The new town was a planned layout and mainly Georgian in character. The bus took us through the city centre so that we could admire its architecture.

Our accommodation is a little way out of the city, although walkable if not raining, at Kildonan Lodge Hotel in Craigmillar Park. This house is an example of the more elegant stone houses that abound in this part of Edinburgh.

Pub meals were enjoyed at Blackfriars Bobby near the Royal Mile and the Old Bell, our local near the hotel, with delicious soups and my particular favourite, steak and ale pie with mash (and Guinness).

In Dublin’s Fair City

A couple of days in Dublin was a welcome respite after our cruise with its excursions in every port.

This month is important in Dublin as it marks the centenary of the 1916 Easter Rising and it is commemorated everywhere. This Rebellion was, of course, a major step on the path to Irish independence and the eventual formation of the Republic of Ireland in 1948.

The centre of Dublin today appears as a young vibrant bustling City.
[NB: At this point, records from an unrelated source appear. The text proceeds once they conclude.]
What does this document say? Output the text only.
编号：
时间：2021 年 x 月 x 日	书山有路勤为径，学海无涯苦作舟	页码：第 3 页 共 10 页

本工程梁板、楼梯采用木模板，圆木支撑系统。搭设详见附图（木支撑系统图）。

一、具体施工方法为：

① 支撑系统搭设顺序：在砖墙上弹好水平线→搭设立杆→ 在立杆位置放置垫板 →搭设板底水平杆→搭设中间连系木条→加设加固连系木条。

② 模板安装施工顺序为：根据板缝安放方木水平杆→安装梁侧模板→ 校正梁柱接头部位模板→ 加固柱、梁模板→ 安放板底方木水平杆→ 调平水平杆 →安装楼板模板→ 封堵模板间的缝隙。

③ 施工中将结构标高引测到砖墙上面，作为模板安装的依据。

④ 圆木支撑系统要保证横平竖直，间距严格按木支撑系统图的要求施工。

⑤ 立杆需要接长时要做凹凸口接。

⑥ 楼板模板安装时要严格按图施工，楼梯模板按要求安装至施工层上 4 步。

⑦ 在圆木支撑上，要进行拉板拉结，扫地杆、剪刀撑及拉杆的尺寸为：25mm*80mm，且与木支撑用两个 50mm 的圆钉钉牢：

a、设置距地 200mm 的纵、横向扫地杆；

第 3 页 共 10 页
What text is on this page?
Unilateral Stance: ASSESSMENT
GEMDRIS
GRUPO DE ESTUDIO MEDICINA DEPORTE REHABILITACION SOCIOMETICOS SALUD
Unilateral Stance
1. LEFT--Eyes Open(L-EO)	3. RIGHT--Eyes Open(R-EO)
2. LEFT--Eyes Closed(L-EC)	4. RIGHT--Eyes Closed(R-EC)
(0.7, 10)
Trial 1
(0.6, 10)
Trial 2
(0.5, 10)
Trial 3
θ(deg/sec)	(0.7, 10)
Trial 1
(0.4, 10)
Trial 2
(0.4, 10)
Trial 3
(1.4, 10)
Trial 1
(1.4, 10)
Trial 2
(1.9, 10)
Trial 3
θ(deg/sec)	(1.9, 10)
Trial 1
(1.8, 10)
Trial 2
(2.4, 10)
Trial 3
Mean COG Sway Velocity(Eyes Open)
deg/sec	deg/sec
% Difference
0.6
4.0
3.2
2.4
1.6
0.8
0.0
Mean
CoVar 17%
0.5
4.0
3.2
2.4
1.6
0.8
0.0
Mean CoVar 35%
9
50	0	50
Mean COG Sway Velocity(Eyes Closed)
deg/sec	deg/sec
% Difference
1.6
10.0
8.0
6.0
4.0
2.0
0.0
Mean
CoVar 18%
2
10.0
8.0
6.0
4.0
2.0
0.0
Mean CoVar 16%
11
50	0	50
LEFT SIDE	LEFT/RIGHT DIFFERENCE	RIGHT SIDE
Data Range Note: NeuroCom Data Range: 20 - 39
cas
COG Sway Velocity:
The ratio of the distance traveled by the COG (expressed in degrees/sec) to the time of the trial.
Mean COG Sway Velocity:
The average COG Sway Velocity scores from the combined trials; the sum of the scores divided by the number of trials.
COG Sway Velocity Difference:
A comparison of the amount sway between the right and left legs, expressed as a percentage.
It is busy but relaxed, easy to walk around, although the footpaths are narrow, and there are plenty of places to eat and drink. To get our bearings, and to rest weary legs, we used the hop on – hop off bus to reacquaint and reorient ourselves as well as at least glimpsing the major points of interest. Sightseeing proper was kept to a minimum but included the National Museum with its bog bodies, Christ Church Cathedral and Dublin Castle. We didn’t catch up with Molly Malone…

Not being able to control myself, I slipped away to spend a few hours at the National Archives of Ireland looking for details of my Irish Briscoe ancestors, and with a little success. I could easily spend a week or two doing detailed research at these Archives, the National Library and the Registry of Deeds to fill in gaps in my knowledge of this most interesting branch of my family. Maybe one day.

The Brooks Hotel in Drury Street looked after us well and we dined there as well the Hairy Lemon pub and the Porto House tapis bar. Peter’s Pub was also a pleasant spot for happy hour and I variously enjoyed a Guinness of two, or a Kilkenny beer while others preferred the Irish whisky.

The weather in Dublin was not kind to us, and even the Irish were complaining about the cold. It is with some concern therefore that we head further north to Scotland and the Orkneys.